Feeling full and more than satisfied we headed back into a still very packed and jostling Hogsmeade. Myself and Karin were walking past one shop where the waiting time was only 20 minutes, which we decided to join for the hell of it. About five minutes into waiting, we were surprisingly ushered into the shop with about 15 other people. It turned out to be Ollivander’s Wand Shop where we experienced a ‘show’ where one muggle (in this case a young girl) is chosen to try and find her wand in a room packed full of wand boxes.

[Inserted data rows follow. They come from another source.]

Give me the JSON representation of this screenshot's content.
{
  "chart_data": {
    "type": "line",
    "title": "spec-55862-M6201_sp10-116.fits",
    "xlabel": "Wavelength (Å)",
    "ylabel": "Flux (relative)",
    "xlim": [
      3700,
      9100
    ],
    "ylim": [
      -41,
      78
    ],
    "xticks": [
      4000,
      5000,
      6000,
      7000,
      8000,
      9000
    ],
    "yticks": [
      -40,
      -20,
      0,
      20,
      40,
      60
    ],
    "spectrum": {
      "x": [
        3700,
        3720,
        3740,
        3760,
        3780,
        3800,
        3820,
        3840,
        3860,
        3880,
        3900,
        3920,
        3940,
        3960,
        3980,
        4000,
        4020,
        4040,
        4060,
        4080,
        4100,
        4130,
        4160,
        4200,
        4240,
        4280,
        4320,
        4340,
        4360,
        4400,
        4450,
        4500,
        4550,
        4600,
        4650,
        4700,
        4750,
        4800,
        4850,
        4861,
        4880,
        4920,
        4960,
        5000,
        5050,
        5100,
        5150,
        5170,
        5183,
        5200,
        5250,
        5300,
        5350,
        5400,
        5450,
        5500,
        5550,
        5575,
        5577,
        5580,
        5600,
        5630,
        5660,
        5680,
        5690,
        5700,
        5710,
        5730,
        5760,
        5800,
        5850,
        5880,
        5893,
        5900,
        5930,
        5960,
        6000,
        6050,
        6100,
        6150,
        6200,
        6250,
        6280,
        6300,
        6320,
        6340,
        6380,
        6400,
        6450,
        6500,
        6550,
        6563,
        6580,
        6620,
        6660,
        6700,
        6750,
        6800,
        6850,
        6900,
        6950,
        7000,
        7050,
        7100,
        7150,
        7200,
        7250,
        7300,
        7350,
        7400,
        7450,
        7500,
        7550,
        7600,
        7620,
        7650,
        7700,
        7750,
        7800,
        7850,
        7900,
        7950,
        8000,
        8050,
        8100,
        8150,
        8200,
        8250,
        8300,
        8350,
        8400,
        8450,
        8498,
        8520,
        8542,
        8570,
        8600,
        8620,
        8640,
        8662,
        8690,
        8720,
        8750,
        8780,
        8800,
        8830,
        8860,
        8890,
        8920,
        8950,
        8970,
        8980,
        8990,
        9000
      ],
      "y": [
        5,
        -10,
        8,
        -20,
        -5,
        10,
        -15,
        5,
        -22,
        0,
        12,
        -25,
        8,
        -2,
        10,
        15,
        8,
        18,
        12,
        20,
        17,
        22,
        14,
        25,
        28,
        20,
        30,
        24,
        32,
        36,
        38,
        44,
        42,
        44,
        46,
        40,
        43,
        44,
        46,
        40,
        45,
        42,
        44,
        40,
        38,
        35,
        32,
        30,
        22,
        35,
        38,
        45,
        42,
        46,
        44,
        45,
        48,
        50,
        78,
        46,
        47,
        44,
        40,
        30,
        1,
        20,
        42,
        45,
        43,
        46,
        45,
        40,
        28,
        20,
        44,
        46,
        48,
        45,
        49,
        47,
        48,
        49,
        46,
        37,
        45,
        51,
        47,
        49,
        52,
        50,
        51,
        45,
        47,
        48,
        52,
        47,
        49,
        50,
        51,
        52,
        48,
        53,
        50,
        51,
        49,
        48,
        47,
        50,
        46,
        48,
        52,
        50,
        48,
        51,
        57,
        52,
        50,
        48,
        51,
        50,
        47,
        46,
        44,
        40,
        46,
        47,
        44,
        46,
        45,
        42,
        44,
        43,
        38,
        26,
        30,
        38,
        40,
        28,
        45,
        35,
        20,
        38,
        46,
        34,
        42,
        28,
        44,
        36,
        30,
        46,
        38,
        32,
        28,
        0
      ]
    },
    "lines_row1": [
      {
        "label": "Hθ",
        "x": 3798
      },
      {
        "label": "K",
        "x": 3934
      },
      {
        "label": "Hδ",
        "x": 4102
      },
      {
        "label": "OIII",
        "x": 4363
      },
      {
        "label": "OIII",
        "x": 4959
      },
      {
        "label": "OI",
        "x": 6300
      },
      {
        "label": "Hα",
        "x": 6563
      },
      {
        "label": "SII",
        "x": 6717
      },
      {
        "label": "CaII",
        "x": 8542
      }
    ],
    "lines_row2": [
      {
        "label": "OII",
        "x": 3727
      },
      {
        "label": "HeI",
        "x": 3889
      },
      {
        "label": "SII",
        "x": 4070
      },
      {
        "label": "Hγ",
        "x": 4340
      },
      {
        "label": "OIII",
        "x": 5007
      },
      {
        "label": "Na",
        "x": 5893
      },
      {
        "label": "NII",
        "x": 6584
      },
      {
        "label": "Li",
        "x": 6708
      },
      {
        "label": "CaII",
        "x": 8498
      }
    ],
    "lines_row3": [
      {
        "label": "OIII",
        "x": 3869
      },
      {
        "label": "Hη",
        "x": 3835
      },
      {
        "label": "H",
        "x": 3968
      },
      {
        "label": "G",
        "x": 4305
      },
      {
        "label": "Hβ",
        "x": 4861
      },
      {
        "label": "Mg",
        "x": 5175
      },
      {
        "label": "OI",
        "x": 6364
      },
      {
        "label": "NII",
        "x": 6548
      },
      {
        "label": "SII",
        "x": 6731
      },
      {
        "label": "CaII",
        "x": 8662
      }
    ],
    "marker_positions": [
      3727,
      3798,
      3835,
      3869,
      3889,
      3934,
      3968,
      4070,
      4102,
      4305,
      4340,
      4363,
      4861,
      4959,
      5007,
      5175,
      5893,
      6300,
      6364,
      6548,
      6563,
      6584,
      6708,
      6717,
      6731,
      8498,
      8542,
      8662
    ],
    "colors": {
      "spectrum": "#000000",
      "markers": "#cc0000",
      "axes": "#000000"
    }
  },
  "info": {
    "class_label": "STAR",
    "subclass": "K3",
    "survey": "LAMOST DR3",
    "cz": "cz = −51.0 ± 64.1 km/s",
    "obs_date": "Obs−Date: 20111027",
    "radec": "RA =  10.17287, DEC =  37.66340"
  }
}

The actor, playing Ollivander, did a pretty good job at convincing the girl that the wands she was trying out were indeed real and everything seemed quite magical… until he said something in English that got both Karin and I giggling like crazy. One of the ‘wrong’ wands that the guy had for the girl to try was quite a big one, and his description of the wand went along the lines of: “Just take a look at this one, never will you experience holding 17 inches of hard wood like this one”. Now this was all in English, so as far as I know, only Karin and I understood that, and immediately our minds went in the wrong direction and we just couldn’t stop laughing to ourselves. Fortunately the ‘show’ didn’t go on for long, and very soon we found ourselves in the actual shop where I went and bought my own 17 inches of hard wood in the form of Sirius Black’s wand 🙂
I have yet to conjure up any spells, but I think a pretty good spell would be one that could send me straight back to Harry Potter World so that I could experience it all over again (though obviously when there are not as many muggles around). But yes, as you might of guessed, I was pretty happy about this place, and would highly recommend it to anyone who happens to find themselves in Osaka with a couple of hours to spare.